Thanks. I'll check that out.  We watch star gaze often. There's a good reason they call Montana, "Big Sky Country."


----------



## Guitarist

In the northern hemisphere, too?


----------



## Warrigal

Planets follow the ecliptic as do the sun and the moon. Therefore they can be seen from both hemispheres. So can all of the constellations of the zodiac. It's just that in the SH we see them upside down to the NH. Actually, that information in the OP relates to the NH so you will be able to follow the directions. We have to reverse them.


----------



## Guitarist

Thanks, Warrigal.

Can y'all see the North Star?  Can we see the Southern Cross?


----------



## Warrigal

No to both questions. They are both too far away from the ecliptic to see in the opposite hemisphere.


----------



## Ruthanne

Lovely!


----------



## Goldfynche

There is a brilliant app I have on my ipad called 'Skyview' It's free and you just point the ipad camera anywhere and it will show you what is in that area of the sky. Even pointing it at the floor will show the southern hemisphere sky!

View attachment 29427 

 Here is the sun, Venus and Mercury, transiting Taurus, in real time, just pointing at the ceiling of my lounge.


----------



## Warrigal

Wow. Makes me want an iPhone.


----------



## Goldfynche

Warrigal said:


> Wow. Makes me want an iPhone.



Yes. It'll work on an iphone and Android devices too,. I have an Android phone with it installed.


----------



## Warrigal

I just have a dumb phone.


----------



## Goldfynche

And here's the Hubble telescope and the space station 'down south' just pointing at my lounge floor!

View attachment 29430


----------



## Shalimar

Very cool.


----------



## Goldfynche

You just place the centre circle over any object, even the faintest star and it will tell you it's name.


----------



## Guitarist

Warrigal said:


> Planets follow the ecliptic as do the sun and the moon. Therefore they can be seen from both hemispheres. So can all of the constellations of the zodiac. It's just that in the SH we see them upside down to the NH. Actually, that information in the OP relates to the NH so you will be able to follow the directions. We have to reverse them.
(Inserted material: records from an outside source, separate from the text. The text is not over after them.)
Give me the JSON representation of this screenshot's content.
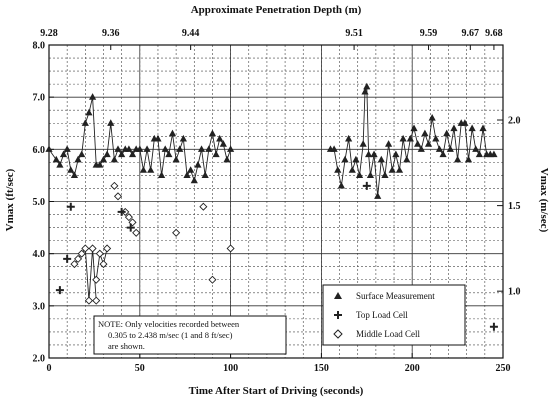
{
  "chart_data": {
    "type": "scatter",
    "title": "",
    "xlabel": "Time After Start of Driving (seconds)",
    "ylabel_left": "Vmax (ft/sec)",
    "ylabel_right": "Vmax (m/sec)",
    "top_axis_label": "Approximate Penetration Depth (m)",
    "xlim": [
      0,
      250
    ],
    "ylim_left": [
      2.0,
      8.0
    ],
    "x_ticks": [
      "0",
      "50",
      "100",
      "150",
      "200",
      "250"
    ],
    "x_tick_values": [
      0,
      50,
      100,
      150,
      200,
      250
    ],
    "y_left_ticks": [
      "2.0",
      "3.0",
      "4.0",
      "5.0",
      "6.0",
      "7.0",
      "8.0"
    ],
    "y_left_tick_values": [
      2,
      3,
      4,
      5,
      6,
      7,
      8
    ],
    "y_right_ticks": [
      "1.0",
      "1.5",
      "2.0"
    ],
    "y_right_tick_values_ftps": [
      3.281,
      4.921,
      6.562
    ],
    "top_ticks": [
      "9.28",
      "9.36",
      "9.44",
      "9.51",
      "9.59",
      "9.67",
      "9.68"
    ],
    "top_tick_times": [
      0,
      34,
      78,
      168,
      209,
      232,
      245
    ],
    "grid": true,
    "legend_position": "bottom-right",
    "series": [
      {
        "name": "Surface Measurement",
        "marker": "triangle",
        "connected": true,
        "segments": [
          {
            "x": [
              0,
              4,
              6,
              8,
              10,
              12,
              14,
              16,
              18,
              20,
              22,
              24,
              26,
              28,
              30,
              32,
              34,
              36,
              38,
              40,
              42,
              44,
              46,
              48,
              50,
              52,
              54,
              56,
              58,
              60,
              62,
              64,
              66,
              68,
              70,
              72,
              74,
              76,
              78,
              80,
              82,
              84,
              86,
              88,
              90,
              92,
              94,
              96,
              98,
              100
            ],
            "y": [
              6.0,
              5.8,
              5.7,
              5.9,
              6.0,
              5.6,
              5.5,
              5.8,
              5.9,
              6.5,
              6.7,
              7.0,
              5.7,
              5.7,
              5.8,
              5.9,
              6.5,
              5.8,
              6.0,
              5.9,
              6.0,
              6.0,
              5.9,
              6.0,
              6.0,
              5.6,
              6.0,
              5.6,
              6.2,
              6.2,
              5.5,
              6.0,
              5.9,
              6.3,
              5.8,
              6.0,
              6.2,
              5.5,
              5.6,
              5.4,
              5.7,
              6.0,
              5.5,
              6.0,
              6.3,
              5.9,
              6.2,
              6.1,
              5.8,
              6.0
            ]
          },
          {
            "x": [
              155,
              157,
              159,
              161,
              163,
              165,
              167,
              169,
              171,
              173,
              174,
              175,
              176,
              177,
              179,
              181,
              183,
              185,
              187,
              189,
              191,
              193,
              195,
              197,
              199,
              201,
              203,
              205,
              207,
              209,
              211,
              213,
              215,
              217,
              219,
              221,
              223,
              225,
              227,
              229,
              231,
              233,
              235,
              237,
              239,
              241,
              243,
              245
            ],
            "y": [
              6.0,
              6.0,
              5.6,
              5.3,
              5.8,
              6.2,
              5.6,
              5.8,
              5.5,
              6.1,
              7.1,
              7.2,
              5.9,
              5.5,
              5.9,
              5.1,
              5.8,
              5.5,
              6.1,
              5.6,
              5.9,
              5.6,
              6.2,
              5.8,
              6.2,
              6.4,
              6.1,
              6.0,
              6.3,
              6.1,
              6.6,
              6.2,
              6.0,
              5.9,
              6.3,
              6.0,
              6.4,
              5.8,
              6.5,
              6.5,
              5.8,
              6.4,
              6.0,
              5.9,
              6.4,
              5.9,
              5.9,
              5.9
            ]
          }
        ]
      },
      {
        "name": "Top Load Cell",
        "marker": "plus",
        "connected": false,
        "x": [
          6,
          10,
          12,
          40,
          45,
          175,
          245
        ],
        "y": [
          3.3,
          3.9,
          4.9,
          4.8,
          4.5,
          5.3,
          2.6
        ]
      },
      {
        "name": "Middle Load Cell",
        "marker": "diamond",
        "connected": true,
        "segments": [
          {
            "x": [
              14,
              16,
              18,
              20,
              22,
              24,
              26
            ],
            "y": [
              3.8,
              3.9,
              4.0,
              4.1,
              3.1,
              4.1,
              3.1
            ]
          },
          {
            "x": [
              26,
              28,
              30,
              32
            ],
            "y": [
              3.5,
              4.0,
              3.8,
              4.1
            ]
          }
        ],
        "scatter": {
          "x": [
            36,
            38,
            42,
            44,
            46,
            48,
            70,
            85,
            90,
            100
          ],
          "y": [
            5.3,
            5.1,
            4.8,
            4.7,
            4.6,
            4.4,
            4.4,
            4.9,
            3.5,
            4.1
          ]
        }
      }
    ],
    "note": "NOTE:  Only velocities recorded between 0.305 to 2.438 m/sec (1 and 8 ft/sec) are shown."
  },
  "colors": {
    "ink": "#222222",
    "grid": "#444444",
    "background": "#ffffff"
  },
  "legend": {
    "items": [
      "Surface Measurement",
      "Top Load Cell",
      "Middle Load Cell"
    ]
  },
  "note_lines": [
    "NOTE:  Only velocities recorded between",
    "0.305 to 2.438 m/sec (1 and 8 ft/sec)",
    "are shown."
  ]
}
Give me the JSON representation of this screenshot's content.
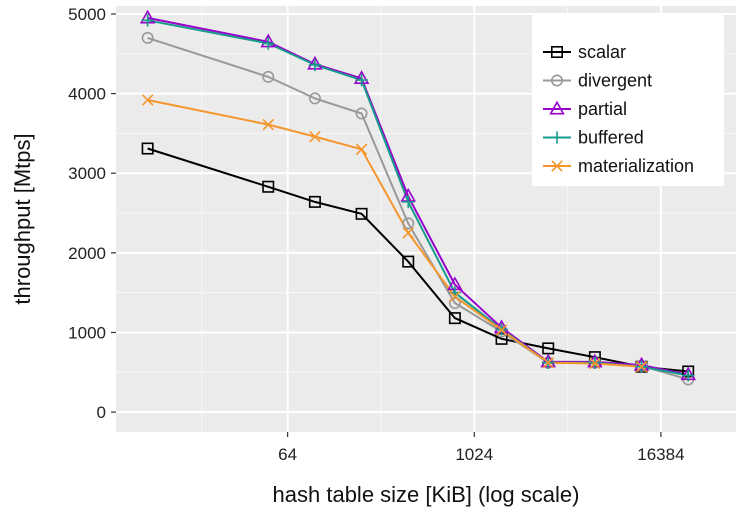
{
  "chart_data": {
    "type": "line",
    "title": "",
    "xlabel": "hash table size [KiB] (log scale)",
    "ylabel": "throughput [Mtps]",
    "x_scale": "log2",
    "x_ticks": [
      64,
      1024,
      16384
    ],
    "x_tick_labels": [
      "64",
      "1024",
      "16384"
    ],
    "xlim": [
      5,
      50000
    ],
    "ylim": [
      -250,
      5100
    ],
    "y_ticks": [
      0,
      1000,
      2000,
      3000,
      4000,
      5000
    ],
    "y_tick_labels": [
      "0",
      "1000",
      "2000",
      "3000",
      "4000",
      "5000"
    ],
    "grid": true,
    "legend_position": "top-right",
    "x": [
      8,
      48,
      96,
      192,
      384,
      768,
      1536,
      3072,
      6144,
      12288,
      24576,
      49152
    ],
    "series": [
      {
        "name": "scalar",
        "marker": "square",
        "color": "#000000",
        "values": [
          3310,
          2830,
          2640,
          2490,
          1890,
          1180,
          920,
          800,
          690,
          570,
          510,
          null
        ]
      },
      {
        "name": "divergent",
        "marker": "circle",
        "color": "#999999",
        "values": [
          4700,
          4210,
          3940,
          3750,
          2370,
          1370,
          1010,
          620,
          620,
          580,
          410,
          null
        ]
      },
      {
        "name": "partial",
        "marker": "triangle",
        "color": "#9900cc",
        "values": [
          4950,
          4650,
          4370,
          4190,
          2710,
          1600,
          1060,
          630,
          630,
          590,
          470,
          null
        ]
      },
      {
        "name": "buffered",
        "marker": "plus",
        "color": "#169b8a",
        "values": [
          4920,
          4630,
          4360,
          4170,
          2640,
          1500,
          1040,
          620,
          620,
          570,
          460,
          null
        ]
      },
      {
        "name": "materialization",
        "marker": "x",
        "color": "#f5962d",
        "values": [
          3920,
          3610,
          3460,
          3300,
          2250,
          1450,
          1030,
          620,
          610,
          570,
          null,
          null
        ]
      }
    ]
  },
  "legend": {
    "entries": [
      "scalar",
      "divergent",
      "partial",
      "buffered",
      "materialization"
    ]
  }
}
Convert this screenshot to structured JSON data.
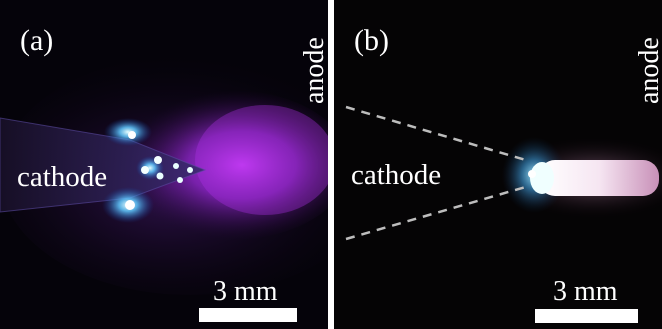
{
  "panel_a": {
    "tag": "(a)",
    "cathode_label": "cathode",
    "anode_label": "anode",
    "scale_label": "3 mm"
  },
  "panel_b": {
    "tag": "(b)",
    "cathode_label": "cathode",
    "anode_label": "anode",
    "scale_label": "3 mm"
  },
  "colors": {
    "background": "#000000",
    "plasma_a": "#c030f0",
    "glow_blue": "#4fc8ff",
    "plasma_b": "#f0d0e8",
    "dashed_outline": "#bfbfbf"
  }
}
Hmm, guess everything I learned in school science and in the World Book Encyclopedia was wrong then!  And everything I've looked up this morning too!  If I were in Hawaii maybe I could see the Southern Cross, but I'm farther above the Equator than that!


----------



## Em in Ohio

Hubble Telescope Marks 30 Years in Space !  I highly recommend Googling for Hubble images.  They make me feel small, but full of wonder!


----------